概述
Spark Shuffle过程就是根据分区规则将数据进行重新分配,Shuffle过程中会涉及到磁盘IO和网络间的传输,因此,shuffle的效率就决定了该任务的整体效率。Spark是一个高性能的分布式计算引擎,它的Shuffle实现方式由早期的Hash Based Shuffle一步一步进行优化,形成了目前Write端的三种实现:SortShuffleWriter、ByPassMergeSortShuffleWrite、UnsafeShuffleWrite以及Read端统一实现:BlocakStoreShuffleReader。Spark Shuffle是一个非常复杂的过程,接下来通过源码(2.4.0)对Spark Shuffle Write进行分析。
Spark Shuffle的体系结构

override def getWriter[K, V](
handle: ShuffleHandle,
mapId: Int,
context: TaskContext): ShuffleWriter[K, V] = {
numMapsForShuffle.putIfAbsent(
handle.shuffleId, handle.asInstanceOf[BaseShuffleHandle[_, _, _]].numMaps)
val env = SparkEnv.get
handle match {
case unsafeShuffleHandle: SerializedShuffleHandle[K @unchecked, V @unchecked] =>
new UnsafeShuffleWriter(
env.blockManager,
shuffleBlockResolver.asInstanceOf[IndexShuffleBlockResolver],
context.taskMemoryManager(),
unsafeShuffleHandle,
mapId,
context,
env.conf)
case bypassMergeSortHandle: BypassMergeSortShuffleHandle[K @unchecked, V @unchecked] =>
new BypassMergeSortShuffleWriter(
env.blockManager,
shuffleBlockResolver.asInstanceOf[IndexShuffleBlockResolver],
bypassMergeSortHandle,
mapId,
context,
env.conf)
case other: BaseShuffleHandle[K @unchecked, V @unchecked, _] =>
new SortShuffleWriter(shuffleBlockResolver, other, mapId, context)
}
}
可以看出getWriter方法会传入三个参数:handle、mapId、context,而方法中会通过handle进行模式匹配然后创建相应的Wirter
,那么这个handle是在什么创建的呢?
handle会在宽依赖算子注册shuffle是创建的。
override def registerShuffle[K, V, C](
shuffleId: Int,
numMaps: Int,
dependency: ShuffleDependency[K, V, C]): ShuffleHandle = {
if (SortShuffleWriter.shouldBypassMergeSort(conf, dependency)) {
// If there are fewer than spark.shuffle.sort.bypassMergeThreshold partitions and we don't
// need map-side aggregation, then write numPartitions files directly and just concatenate
// them at the end. This avoids doing serialization and deserialization twice to merge
// together the spilled files, which would happen with the normal code path. The downside is
// having multiple files open at a time and thus more memory allocated to buffers.

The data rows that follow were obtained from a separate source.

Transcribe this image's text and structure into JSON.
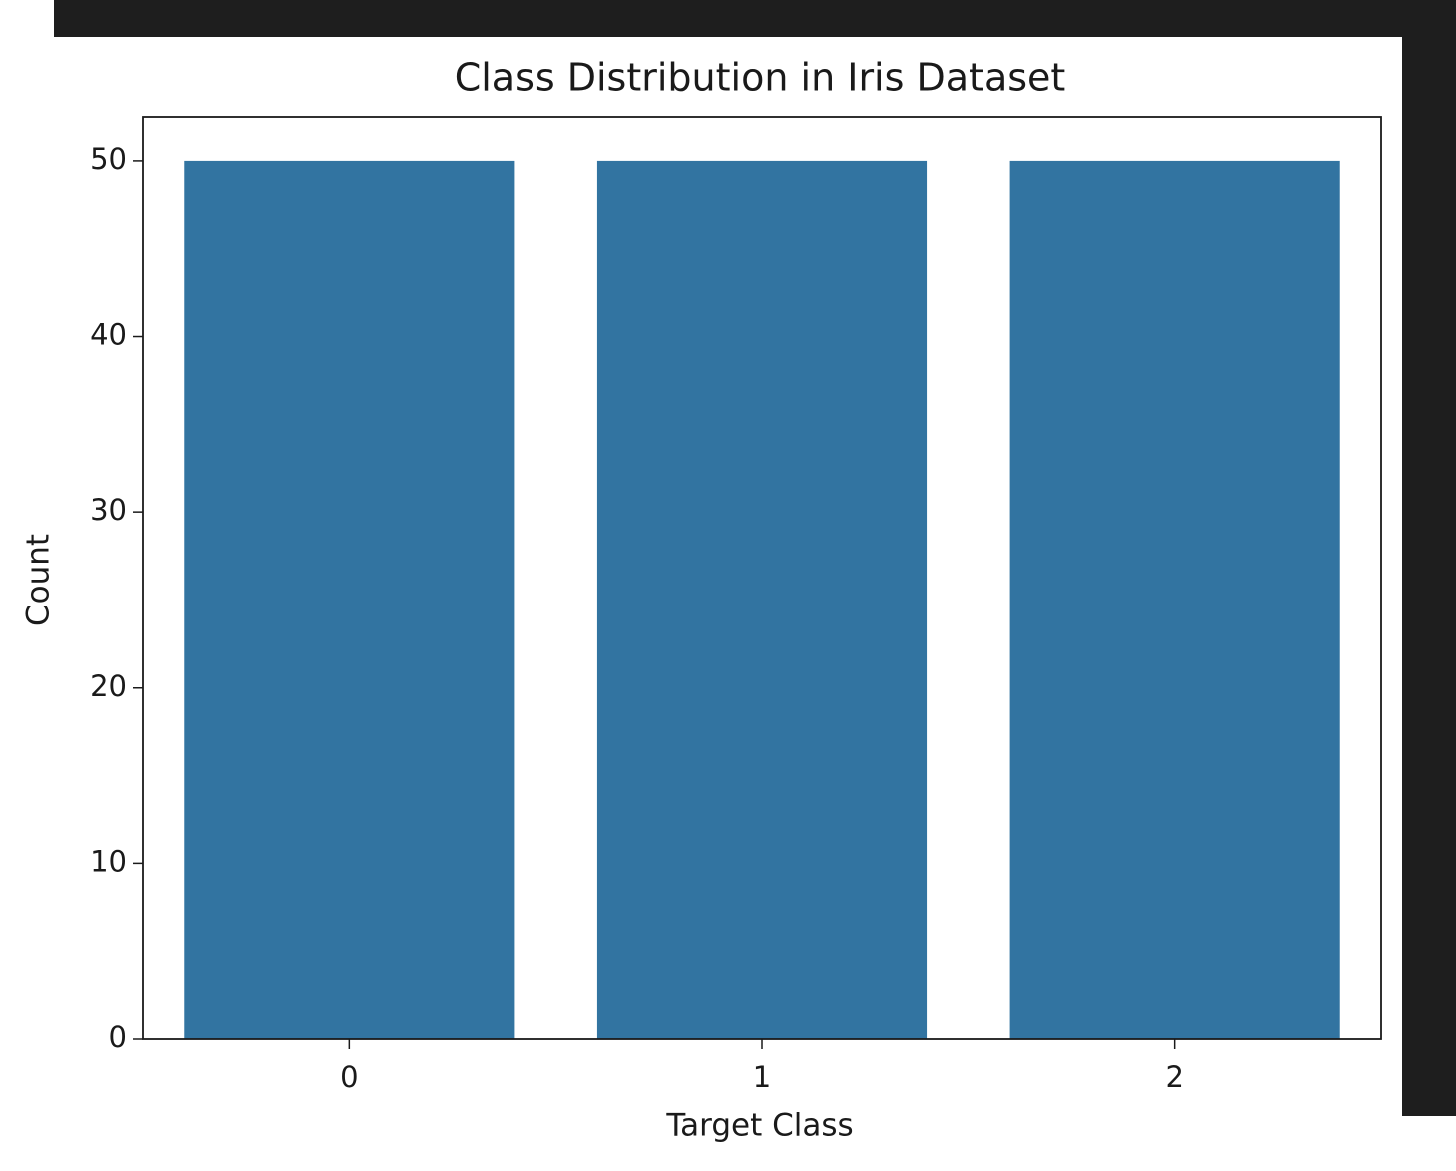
{
  "chart_data": {
    "type": "bar",
    "title": "Class Distribution in Iris Dataset",
    "x_label": "Target Class",
    "y_label": "Count",
    "categories": [
      "0",
      "1",
      "2"
    ],
    "values": [
      50,
      50,
      50
    ],
    "color": "#3274a1",
    "ylim": [
      0,
      52.5
    ],
    "yticks": [
      0,
      10,
      20,
      30,
      40,
      50
    ],
    "grid": false
  }
}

new BypassMergeSortShuffleHandle[K, V](
shuffleId, numMaps, dependency.asInstanceOf[ShuffleDependency[K, V, V]])
} else if (SortShuffleManager.canUseSerializedShuffle(dependency)) {
// Otherwise, try to buffer map outputs in a serialized form, since this is more efficient:
new SerializedShuffleHandle[K, V](
shuffleId, numMaps, dependency.asInstanceOf[ShuffleDependency[K, V, V]])
} else {
// Otherwise, buffer map outputs in a deserialized form:
new BaseShuffleHandle(shuffleId, numMaps, dependency)
}
}
在registerShuffle方法中会通过一定的判断条件来创建相应的handle。
接下来看一下对应的条件:
def shouldBypassMergeSort(conf: SparkConf, dep: ShuffleDependency[_, _, _]): Boolean = {
// We cannot bypass sorting if we need to do map-side aggregation.
if (dep.mapSideCombine) {
false
} else {
val bypassMergeThreshold: Int = conf.getInt("spark.shuffle.sort.bypassMergeThreshold", 200)

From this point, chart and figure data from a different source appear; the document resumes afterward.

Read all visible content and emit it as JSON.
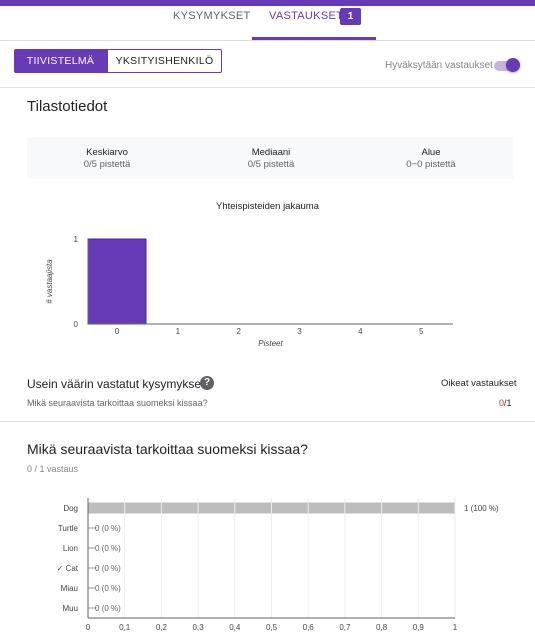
{
  "tabs": {
    "questions": "KYSYMYKSET",
    "responses": "VASTAUKSET",
    "responses_count": "1"
  },
  "view_toggle": {
    "summary": "TIIVISTELMÄ",
    "individual": "YKSITYISHENKILÖ"
  },
  "accepting": {
    "label": "Hyväksytään vastaukset",
    "on": true
  },
  "stats": {
    "title": "Tilastotiedot",
    "mean_label": "Keskiarvo",
    "mean_value": "0/5 pistettä",
    "median_label": "Mediaani",
    "median_value": "0/5 pistettä",
    "range_label": "Alue",
    "range_value": "0−0 pistettä"
  },
  "frequent": {
    "title": "Usein väärin vastatut kysymykset",
    "help_icon": "help-circle-icon",
    "correct_header": "Oikeat vastaukset",
    "question": "Mikä seuraavista tarkoittaa suomeksi kissaa?",
    "correct": "0",
    "total": "/1"
  },
  "question": {
    "title": "Mikä seuraavista tarkoittaa suomeksi kissaa?",
    "count": "0 / 1 vastaus"
  },
  "colors": {
    "accent": "#673ab7",
    "bar_gray": "#bdbdbd",
    "error": "#d93025"
  },
  "chart_data": [
    {
      "type": "bar",
      "title": "Yhteispisteiden jakauma",
      "xlabel": "Pisteet",
      "ylabel": "# vastaajista",
      "categories": [
        "0",
        "1",
        "2",
        "3",
        "4",
        "5"
      ],
      "values": [
        1,
        0,
        0,
        0,
        0,
        0
      ],
      "ylim": [
        0,
        1
      ],
      "yticks": [
        "0",
        "1"
      ]
    },
    {
      "type": "bar",
      "orientation": "horizontal",
      "categories": [
        "Dog",
        "Turtle",
        "Lion",
        "✓ Cat",
        "Miau",
        "Muu"
      ],
      "values": [
        1,
        0,
        0,
        0,
        0,
        0
      ],
      "data_labels": [
        "1 (100 %)",
        "0 (0 %)",
        "0 (0 %)",
        "0 (0 %)",
        "0 (0 %)",
        "0 (0 %)"
      ],
      "xlim": [
        0,
        1
      ],
      "xticks": [
        "0",
        "0,1",
        "0,2",
        "0,3",
        "0,4",
        "0,5",
        "0,6",
        "0,7",
        "0,8",
        "0,9",
        "1"
      ]
    }
  ]
}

dep.partitioner.numPartitions <= bypassMergeThreshold
}
}
/**
* Helper method for determining whether a shuffle should use an optimized serialized shuffle
* path or whether it should fall back to the original path that operates on deserialized objects.
*/
def canUseSerializedShuffle(dependency: ShuffleDependency[_, _, _]): Boolean = {
val shufId = dependency.shuffleId
val numPartitions = dependency.partitioner.numPartitions
if (!dependency.serializer.supportsRelocationOfSerializedObjects) {
log.debug(s"Can't use serialized shuffle for shuffle $shufId because the serializer, " +
s"${dependency.serializer.getClass.getName}, does not support object relocation")
false
} else if (dependency.mapSideCombine) {
log.debug(s"Can't use serialized shuffle for shuffle $shufId because we need to do " +
s"map-side aggregation")
false
} else if (numPartitions > MAX_SHUFFLE_OUTPUT_PARTITIONS_FOR_SERIALIZED_MODE) {
log.debug(s"Can't use serialized shuffle for shuffle $shufId because it has more than " +
s"$MAX_SHUFFLE_OUTPUT_PARTITIONS_FOR_SERIALIZED_MODE partitions")
false
} else {
log.debug(s"Can use serialized shuffle for shuffle $shufId")
true
}
}
通过shouldBypassMergeSort方法可以看出,如果没有mapSideCombine&&dep.partitioner.numPartitions <= spark.shuffle.sort.bypassMergeThreshold(默认是200),则会创建BypassMergeSortShuffleHandle。
再看canUseSerializedShuffle方法,它的判定条件是:RDD内部对象的序列化方式支持Relocation&&该任务没有聚合操作&&Reduce分区数 < 2^24,如果满足的话则会创建SerializedShuffleHandle。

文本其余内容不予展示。